Former White House chief of staff Reince Priebus, far left, Wisconsin state Sen. Leah Vukmir and first-time U.S. Senate candidate Kevin Nicholson. (Photos: Andrew Harnik/AP, Mark Hoffman/Milwaukee Journal Sentinel/AP, Kevin Nicholson/AP)
Former White House chief of staff Reince Priebus, far left, Wisconsin state Sen. Leah Vukmir and first-time U.S. Senate candidate Kevin Nicholson. (Photos: Andrew Harnik/AP, Mark Hoffman/Milwaukee Journal Sentinel/AP, Kevin Nicholson/AP)

Former White House chief of staff Reince Priebus on Monday picked a candidate in the Republican primary for U.S. Senate taking place in his home state of Wisconsin and called her opponent’s candidacy “a scam.”

Priebus endorsed state Sen. Leah Vukmir, who is running against first-time candidate Kevin Nicholson, 39, a former U.S. Marine, for the Republican nomination to face Democrat Tammy Baldwin.

Vukmir is “a proven leader who will stand with President Trump,” Priebus said.

Priebus has not endorsed any other candidates so far in this election cycle, but he and Vukmir have known each other a long time. He grew up in Wisconsin and rose through the state party to become chairman in 2007.

Priebus, who was chairman of the Republican National Committee from 2011 to 2016, is now a leading figure in the state’s Republican establishment, which includes House Speaker Paul Ryan, Gov. Scott Walker and Sen. Ron Johnson.

While Priebus doesn’t speak for any of the other figures, his backing is an early signal that the Wisconsin GOP is behind Vukmir in the August primary.

Nicholson has received major financial support from conservative donor Richard Uihlein, however. The candidate was considered one of the insurgents aligned with Steve Bannon, Trump’s former chief strategist, before Bannon’s fall from grace among Republicans after the publication of the White House tell-all “Fire and Fury.”

Nicholson’s spokesman, Brandon Moody, responded to news of Priebus’s endorsement by email: “As a former combat Marine with tours in Iraq and Afghanistan, Kevin has shown exactly the type of patriotism and volunteerism that is so important to the defense of our nation and our way of life.”

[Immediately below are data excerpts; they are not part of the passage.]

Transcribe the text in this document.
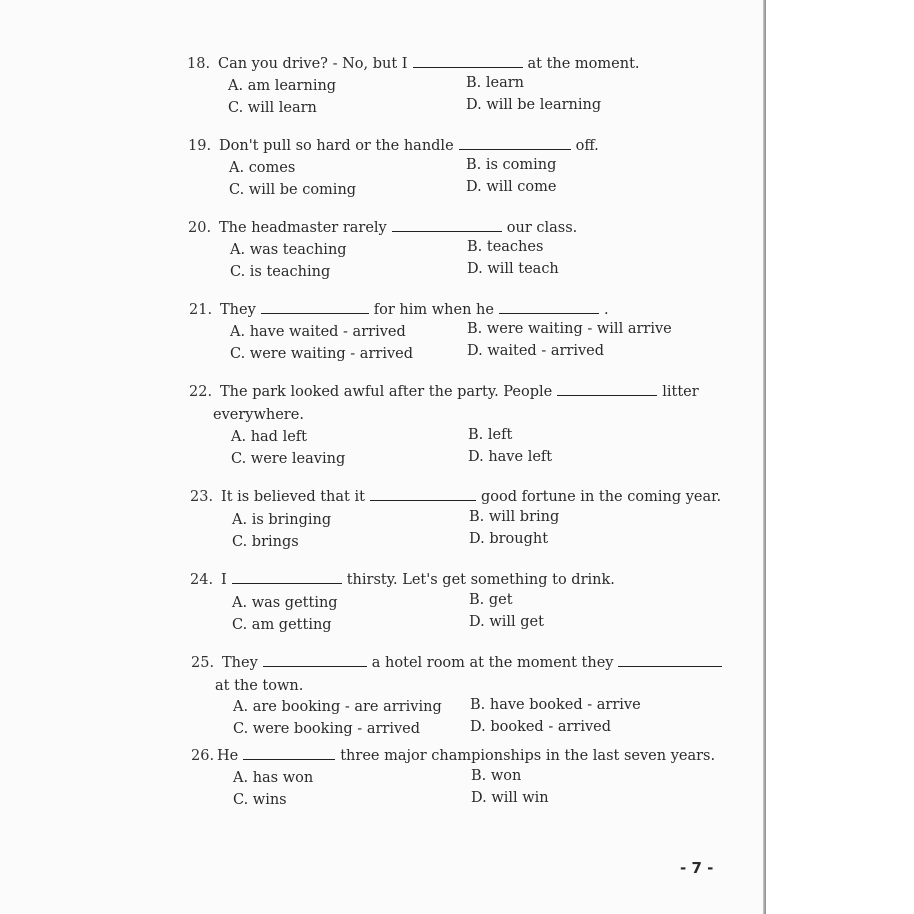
18. Can you drive? - No, but I	at the moment.
A. am learning	B. learn
C. will learn	D. will be learning
19. Don't pull so hard or the handle	off.
A. comes	B. is coming
C. will be coming	D. will come
20. The headmaster rarely	our class.
A. was teaching	B. teaches
C. is teaching	D. will teach
21. They	for him when he	.
A. have waited - arrived	B. were waiting - will arrive
C. were waiting - arrived	D. waited - arrived
22. The park looked awful after the party. People	litter
everywhere.
A. had left	B. left
C. were leaving	D. have left
23. It is believed that it	good fortune in the coming year.
A. is bringing	B. will bring
C. brings	D. brought
24. I	thirsty. Let's get something to drink.
A. was getting	B. get
C. am getting	D. will get
25. They	a hotel room at the moment they
at the town.
A. are booking - are arriving B. have booked - arrive
C. were booking - arrived	D. booked - arrived
26. He	three major championships in the last seven years.
A. has won	B. won
C. wins	D. will win
- 7 -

In a phone interview Monday, Priebus said Nicholson is unproved and should have done more to build relationships and support inside the Wisconsin GOP before running for office. Priebus focused on Nicholson’s role as president of the College Democrats of America when he was an undergraduate at the University of Minnesota.

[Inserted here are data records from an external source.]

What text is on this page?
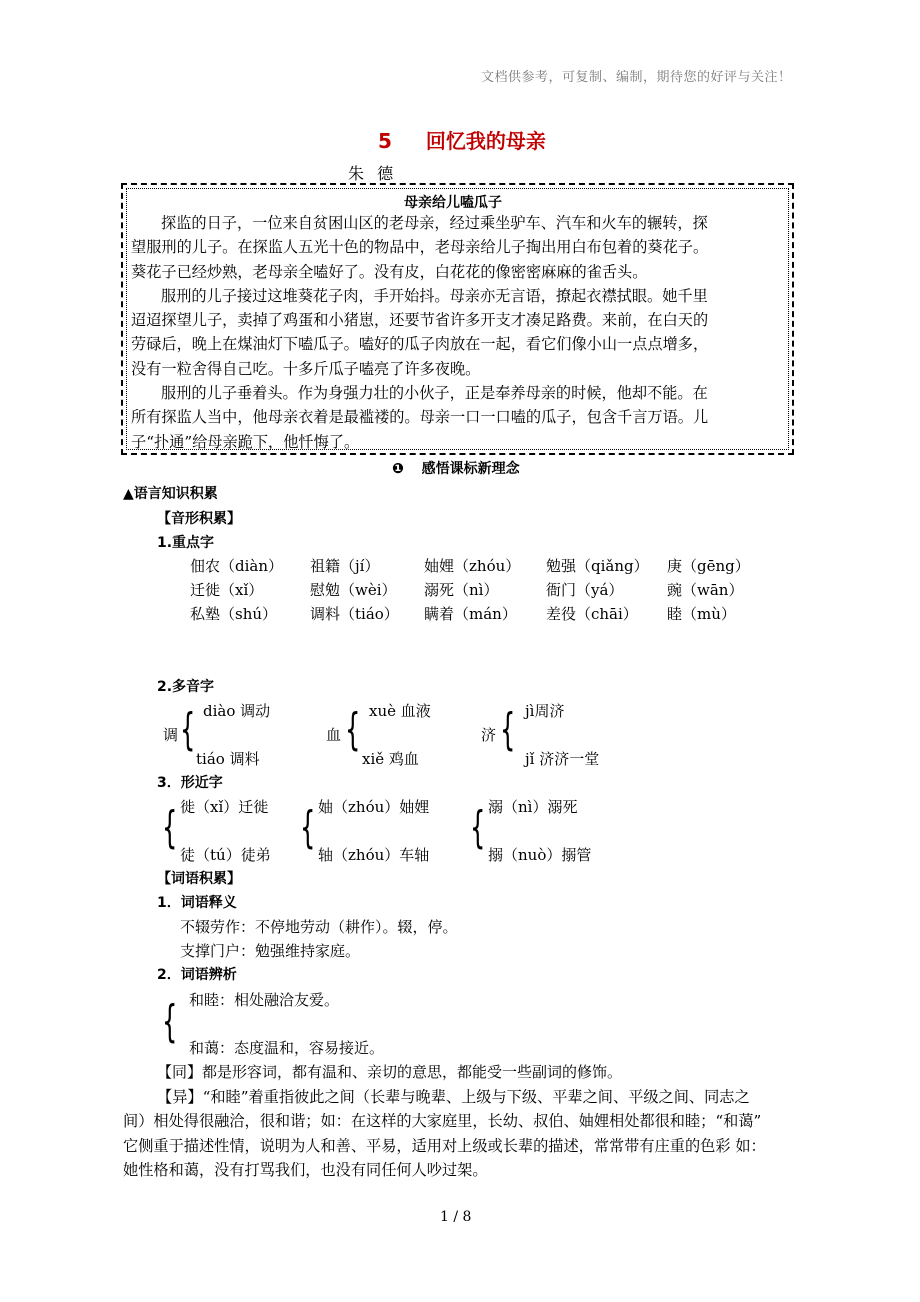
文档供参考，可复制、编制，期待您的好评与关注！
5 回忆我的母亲
朱 德
母亲给儿嗑瓜子
探监的日子，一位来自贫困山区的老母亲，经过乘坐驴车、汽车和火车的辗转，探
望服刑的儿子。在探监人五光十色的物品中，老母亲给儿子掏出用白布包着的葵花子。
葵花子已经炒熟，老母亲全嗑好了。没有皮，白花花的像密密麻麻的雀舌头。
服刑的儿子接过这堆葵花子肉，手开始抖。母亲亦无言语，撩起衣襟拭眼。她千里
迢迢探望儿子，卖掉了鸡蛋和小猪崽，还要节省许多开支才凑足路费。来前，在白天的
劳碌后，晚上在煤油灯下嗑瓜子。嗑好的瓜子肉放在一起，看它们像小山一点点增多，
没有一粒舍得自己吃。十多斤瓜子嗑亮了许多夜晚。
服刑的儿子垂着头。作为身强力壮的小伙子，正是奉养母亲的时候，他却不能。在
所有探监人当中，他母亲衣着是最褴褛的。母亲一口一口嗑的瓜子，包含千言万语。儿
子“扑通”给母亲跪下，他忏悔了。
❶ 感悟课标新理念
▲语言知识积累
【音形积累】
1.重点字
佃农（diàn） 祖籍（jí）	妯娌（zhóu） 勉强（qiǎng） 庚（gēng）
迁徙（xǐ）	慰勉（wèi） 溺死（nì）	衙门（yá）	豌（wān）
私塾（shú） 调料（tiáo） 瞒着（mán） 差役（chāi） 睦（mù）
2.多音字
调 { diào 调动
tiáo 调料
血 { xuè 血液
xiě 鸡血
济 { jì周济
jǐ 济济一堂
3．形近字
{ 徙（xǐ）迁徙
徒（tú）徒弟
{ 妯（zhóu）妯娌
轴（zhóu）车轴
{ 溺（nì）溺死
搦（nuò）搦管
【词语积累】
1．词语释义
不辍劳作：不停地劳动（耕作）。辍，停。
支撑门户：勉强维持家庭。
2．词语辨析
{ 和睦：相处融洽友爱。
和蔼：态度温和，容易接近。
【同】都是形容词，都有温和、亲切的意思，都能受一些副词的修饰。
【异】“和睦”着重指彼此之间（长辈与晚辈、上级与下级、平辈之间、平级之间、同志之
间）相处得很融洽，很和谐；如：在这样的大家庭里，长幼、叔伯、妯娌相处都很和睦；“和蔼”
它侧重于描述性情，说明为人和善、平易，适用对上级或长辈的描述，常常带有庄重的色彩 如：
她性格和蔼，没有打骂我们，也没有同任何人吵过架。
1 / 8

“I was a president of the the college Republicans — I know what type of people these are,” Priebus said. “These are dyed in the wool, hard-core, excited party people, which is great. But it might be wise if you want to run for the U.S. senate, maybe you ought to do a few things along the way to prove that this conversion is actually real. That’s all.

“To come from [being] the former president of the College Democrats — that to me is even more outlandish, that he is going to give the Republican Party a lesson as far as what’s conservative and what isn’t,” Priebus said. “It’s a bunch of crap to me.

“It’s not too much to ask to say, ‘Maybe I could raise a few dollars for the party, or maybe I could work a few years for Ron Johnson or Scott Walker,’” Priebus said. “But he’s done nothing. It seems like a scam to me.”

“Reince must have hit his head pretty hard when Trump kicked him to the curb,” Moody retorted.

Priebus disputed charges that Vukmir, 59, is not conservative enough.

“The idea that Leah is being labeled as establishment I find to be complete insanity, because she was the one that was constantly pushing the envelope against leadership to make things a little more conservative and at times even pushing against Gov. Walker when it came to many of these reforms that people are excited about in Wisconsin,” Priebus said.

For example, he said, Vukmir threatened to support a primary challenge to a fellow Republican state senator if he did not support her school choice bill in 2005, and he backed down. More recently, she told the Senate majority leader she would block the 2016 and 2017 state budget if a measure to repeal the prevailing wage — a minimum salary requirement on state construction projects — was not included.

“I have watched conservative people get pushed around by this phony mantra about antiestablishment that I find it so dishonest that I can’t sit here and not say anything,” Priebus said.